Mohan ridicules Stebbing with a fantastic bit of rhetoric: "Eric admires Susan Stebbing because she was a philosopher who spoke out against the authority of science. I am not so convinced that her stance was all that admirable. I am all for challenging scientists when their philosophy is confused. I am much less keen on setting up common sense as a competitor of science. This is what Stebbing did." Now, first, I had written, appreciatively about "her willingness to challenge the way the authority of science is used in irresponsible, public speech." In fact, Stebbing is not setting up common sense as a competitor to physics, nor is she concerned about defending common sense against displacement from science. Rather, she is attacking muddled metaphysics and muddled theology that mixes common sense and esoteric mathematical physics. (I am willing to grant that in doing so she may have missed what is valuable in Eddington.) On the contrary, she has a healthy respect for physics qua physics. As she writes, "in the present stage of physics, very little can be conveyed to those who lacks the mathematical equipment required to understand the methods by which results are obtained and the language in which these results can alone find adequate expression" (p. 44 in the 1944 edition; p. 50 in the origiginal).

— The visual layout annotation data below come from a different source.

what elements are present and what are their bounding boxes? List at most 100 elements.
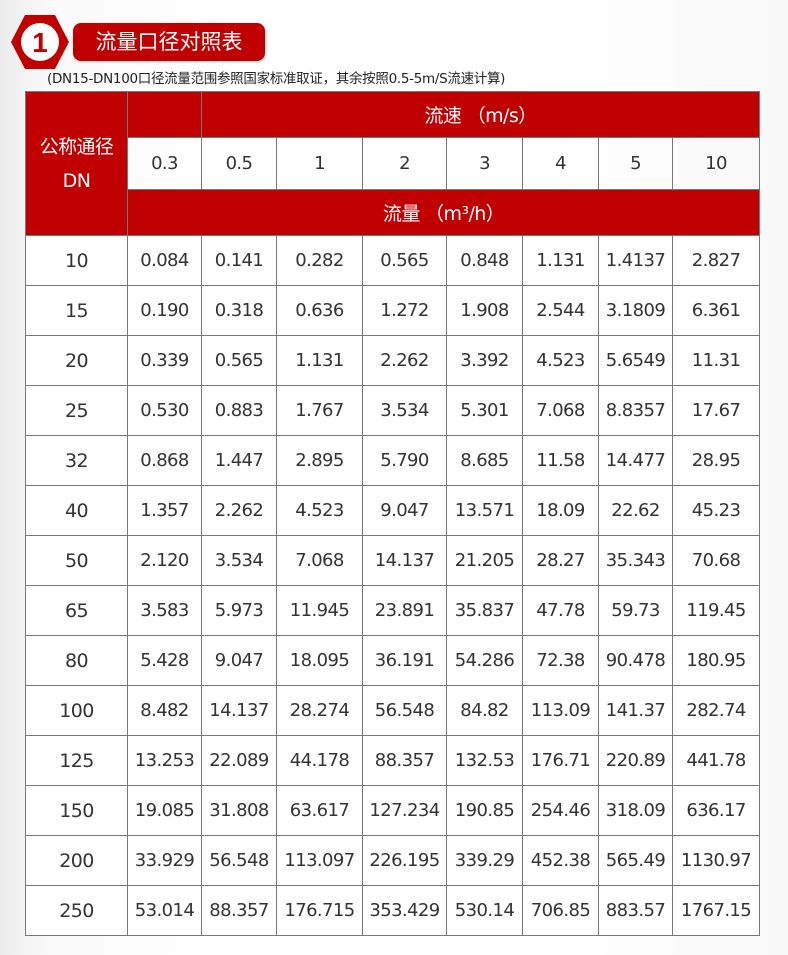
flow-cell: 5.428 bbox=[127, 635, 202, 686]
flow-cell: 5.790 bbox=[362, 435, 447, 486]
velocity-cell: 5 bbox=[598, 137, 673, 190]
velocity-cell: 0.5 bbox=[201, 137, 277, 190]
velocity-cell: 3 bbox=[446, 137, 523, 190]
flow-cell: 14.137 bbox=[201, 685, 277, 736]
flow-cell: 5.6549 bbox=[598, 335, 673, 386]
flow-cell: 2.262 bbox=[201, 485, 277, 536]
flow-cell: 176.71 bbox=[522, 735, 599, 786]
flow-cell: 0.636 bbox=[276, 285, 363, 336]
dn-cell: 20 bbox=[25, 335, 128, 386]
flow-cell: 7.068 bbox=[276, 535, 363, 586]
dn-cell: 40 bbox=[25, 485, 128, 536]
flow-cell: 18.095 bbox=[276, 635, 363, 686]
flow-cell: 23.891 bbox=[362, 585, 447, 636]
flow-cell: 7.068 bbox=[522, 385, 599, 436]
flow-cell: 63.617 bbox=[276, 785, 363, 836]
dn-cell: 125 bbox=[25, 735, 128, 786]
flow-cell: 119.45 bbox=[671, 585, 761, 636]
flow-cell: 28.95 bbox=[671, 435, 761, 486]
flow-cell: 132.53 bbox=[446, 735, 523, 786]
flow-cell: 452.38 bbox=[522, 835, 599, 886]
flow-cell: 3.534 bbox=[362, 385, 447, 436]
flow-cell: 8.482 bbox=[127, 685, 202, 736]
flow-cell: 13.253 bbox=[127, 735, 202, 786]
flow-cell: 28.274 bbox=[276, 685, 363, 736]
flow-cell: 13.571 bbox=[446, 485, 523, 536]
flow-cell: 2.544 bbox=[522, 285, 599, 336]
flow-cell: 282.74 bbox=[671, 685, 761, 736]
flow-cell: 5.301 bbox=[446, 385, 523, 436]
flow-cell: 36.191 bbox=[362, 635, 447, 686]
flow-cell: 35.837 bbox=[446, 585, 523, 636]
flow-cell: 220.89 bbox=[598, 735, 673, 786]
table-row: 32 0.868 1.447 2.895 5.790 8.685 11.58 14.477 28… bbox=[25, 435, 761, 486]
flow-cell: 190.85 bbox=[446, 785, 523, 836]
velocity-cell: 0.3 bbox=[127, 137, 202, 190]
step-badge: 1 bbox=[10, 14, 70, 70]
flow-cell: 318.09 bbox=[598, 785, 673, 836]
flow-cell: 0.868 bbox=[127, 435, 202, 486]
table-row: 25 0.530 0.883 1.767 3.534 5.301 7.068 8.8357 17… bbox=[25, 385, 761, 436]
flow-cell: 44.178 bbox=[276, 735, 363, 786]
dn-cell: 80 bbox=[25, 635, 128, 686]
flow-cell: 0.190 bbox=[127, 285, 202, 336]
dn-cell: 150 bbox=[25, 785, 128, 836]
flow-cell: 3.392 bbox=[446, 335, 523, 386]
flow-cell: 6.361 bbox=[671, 285, 761, 336]
flow-cell: 18.09 bbox=[522, 485, 599, 536]
table-row: 40 1.357 2.262 4.523 9.047 13.571 18.09 22.62 45… bbox=[25, 485, 761, 536]
flow-cell: 0.141 bbox=[201, 235, 277, 286]
table-row: 50 2.120 3.534 7.068 14.137 21.205 28.27 35.343… bbox=[25, 535, 761, 586]
dn-header-label: 公称通径 bbox=[39, 135, 114, 158]
flow-cell: 1.4137 bbox=[598, 235, 673, 286]
flow-cell: 88.357 bbox=[362, 735, 447, 786]
dn-cell: 50 bbox=[25, 535, 128, 586]
flow-cell: 21.205 bbox=[446, 535, 523, 586]
flow-cell: 14.477 bbox=[598, 435, 673, 486]
flow-cell: 1.131 bbox=[522, 235, 599, 286]
velocity-cell: 2 bbox=[362, 137, 447, 190]
flow-cell: 90.478 bbox=[598, 635, 673, 686]
dn-cell: 65 bbox=[25, 585, 128, 636]
flow-cell: 441.78 bbox=[671, 735, 761, 786]
flow-cell: 113.097 bbox=[276, 835, 363, 886]
flow-cell: 254.46 bbox=[522, 785, 599, 836]
flow-cell: 22.62 bbox=[598, 485, 673, 536]
flow-cell: 22.089 bbox=[201, 735, 277, 786]
flow-cell: 127.234 bbox=[362, 785, 447, 836]
page-title: 流量口径对照表 bbox=[73, 23, 265, 61]
flow-cell: 883.57 bbox=[598, 885, 673, 936]
flow-cell: 56.548 bbox=[201, 835, 277, 886]
flow-cell: 47.78 bbox=[522, 585, 599, 636]
flow-cell: 3.583 bbox=[127, 585, 202, 636]
flow-cell: 1.357 bbox=[127, 485, 202, 536]
flow-cell: 1.272 bbox=[362, 285, 447, 336]
velocity-cell: 10 bbox=[671, 137, 761, 190]
flow-cell: 2.262 bbox=[362, 335, 447, 386]
table-row: 250 53.014 88.357 176.715 353.429 530.14 706.8… bbox=[25, 885, 761, 936]
flow-cell: 3.534 bbox=[201, 535, 277, 586]
flow-cell: 0.084 bbox=[127, 235, 202, 286]
blank-header-cell bbox=[127, 91, 202, 138]
flow-cell: 180.95 bbox=[671, 635, 761, 686]
flow-cell: 84.82 bbox=[446, 685, 523, 736]
dn-cell: 100 bbox=[25, 685, 128, 736]
dn-cell: 15 bbox=[25, 285, 128, 336]
hexagon-number-icon: 1 bbox=[11, 15, 69, 69]
dn-cell: 200 bbox=[25, 835, 128, 886]
flow-cell: 2.120 bbox=[127, 535, 202, 586]
flow-cell: 9.047 bbox=[201, 635, 277, 686]
table-row: 10 0.084 0.141 0.282 0.565 0.848 1.131 1.4137 2.… bbox=[25, 235, 761, 286]
flow-cell: 56.548 bbox=[362, 685, 447, 736]
flow-cell: 0.565 bbox=[362, 235, 447, 286]
dn-cell: 32 bbox=[25, 435, 128, 486]
flow-cell: 33.929 bbox=[127, 835, 202, 886]
flow-cell: 11.945 bbox=[276, 585, 363, 636]
velocity-header: 流速 （m/s） bbox=[200, 91, 761, 138]
table-row: 200 33.929 56.548 113.097 226.195 339.29 452.3… bbox=[25, 835, 761, 886]
flow-cell: 28.27 bbox=[522, 535, 599, 586]
flow-cell: 88.357 bbox=[201, 885, 277, 936]
flow-cell: 72.38 bbox=[522, 635, 599, 686]
flow-cell: 4.523 bbox=[276, 485, 363, 536]
dn-cell: 25 bbox=[25, 385, 128, 436]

Throughout his piece, Mohan misrepresents the dialectic between Stebbing and Eddington. For example, in context, Stebbing is not refuting external-world skepticism (as Mohan implies), but an argument that such external world skepticism "can itself be the outcome of the labours of the physicists," (p. 90 in my 1944 edition; p. 112 in the first; note Stebbing's plural) because (of course) such (shared) labors presuppose that the "the world of physics" is about *something* (that is, "the physical world"). That is, in fact, a solid bit of philosophical wisdom.
Along the way, Mohan appeals to Gellner's refutation of “the argument from the paradigm case” to show how confused Stebbing is. Now, first, as far as I can tell, Gellner never mentions Stebbing (or Eddington) in Words and Things. (I did not re-read the book carefully, so maybe somebody can find a passage.) Second, it would be a bit strange were Gellner's ire directed at Stebbing because Gellner is going after the quietist and a-political stance of neo-Wittgensteinian philosophy (and philosophers) at Oxbridge (long after Stebbing died). But, of course, Stebbing's stance was not like this. Recall my second epigraph: "There is an urgent need to-day for the citizens of a democracy to think well. It is not enough to have freedom of the Press and parliamentary institutions." Stebbing, Thinking to Some Purpose.
Now, does Sttebbing deploy the argument from the paradign case? I don't think so. She recognizes that "solid' contrasted with "empty," or "hollow," or, alternatively "porous" can mean very different things, etc. Nor does she deny that physics can teach us how solidity is created (etc). Rather, she attacks the idea that there are "two tables" (worlds, etc) and some such nonsense.